L'Etat disposant de la création monétaire pourrait se passer de l'impôt

Donc, si l'Etat n'a pas forcément besoin de lever l'impôt afin d'assumer ses dépenses, le paiement par les citoyens des taxes et des impôts a néanmoins une importance vitale en cela qu'il induit une demande en monnaie (de la part des contribuables) que l'Etat est forcé d'honorer (en la créant). Et c'est précisément parce que cet Etat dispose de la faculté de création monétaire qu'il pourrait se permettre - dans l'absolu - de dépenser en se passant des impôts et des taxes, tout simplement en imprimant suffisamment de monnaie pour régler ses dépenses.

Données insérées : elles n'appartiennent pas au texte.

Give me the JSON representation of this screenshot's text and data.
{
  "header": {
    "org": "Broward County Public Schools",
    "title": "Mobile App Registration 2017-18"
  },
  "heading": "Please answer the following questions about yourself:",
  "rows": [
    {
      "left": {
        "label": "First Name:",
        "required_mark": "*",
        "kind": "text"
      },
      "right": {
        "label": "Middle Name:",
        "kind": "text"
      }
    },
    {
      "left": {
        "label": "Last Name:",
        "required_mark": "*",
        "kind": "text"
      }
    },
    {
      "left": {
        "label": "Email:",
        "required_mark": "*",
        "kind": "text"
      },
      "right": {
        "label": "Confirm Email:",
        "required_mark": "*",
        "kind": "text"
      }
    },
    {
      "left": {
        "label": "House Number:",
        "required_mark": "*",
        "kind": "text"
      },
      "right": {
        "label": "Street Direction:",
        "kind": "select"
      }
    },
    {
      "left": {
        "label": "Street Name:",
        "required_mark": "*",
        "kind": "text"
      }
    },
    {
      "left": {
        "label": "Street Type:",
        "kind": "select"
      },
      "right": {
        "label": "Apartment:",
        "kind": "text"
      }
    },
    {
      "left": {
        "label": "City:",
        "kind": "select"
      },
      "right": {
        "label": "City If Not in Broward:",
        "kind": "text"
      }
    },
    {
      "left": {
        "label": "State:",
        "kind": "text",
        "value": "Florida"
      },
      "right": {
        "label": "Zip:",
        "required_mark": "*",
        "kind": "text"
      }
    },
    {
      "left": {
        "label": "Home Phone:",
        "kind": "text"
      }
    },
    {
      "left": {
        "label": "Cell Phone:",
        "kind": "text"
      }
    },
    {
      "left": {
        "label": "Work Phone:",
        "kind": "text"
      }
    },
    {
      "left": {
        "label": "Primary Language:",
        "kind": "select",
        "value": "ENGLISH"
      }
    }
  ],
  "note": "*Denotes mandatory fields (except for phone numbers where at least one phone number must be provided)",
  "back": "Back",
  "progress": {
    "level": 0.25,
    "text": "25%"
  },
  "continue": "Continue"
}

 Un privilège abandonné par les pays de la zone euro

Privilège dont ne bénéficient pas les nations ayant indexé leur monnaie nationale à l'or ou au dollar car, comme elles doivent être en mesure de convertir à tout moment leur monnaie contre l'or ou contre le dollar selon une parité fixe, elles ne peuvent donc émettre leur monnaie nationale qu'en quantités limitées. Privilège dont, soit dit en passant, ne bénéficient pas non plus les membres de l'Union européenne - pas même l'Allemagne - qui de ce point de vue ne sont pas des nations souveraines, puisqu'elles ont abandonné à la BCE leur pouvoir de création monétaire.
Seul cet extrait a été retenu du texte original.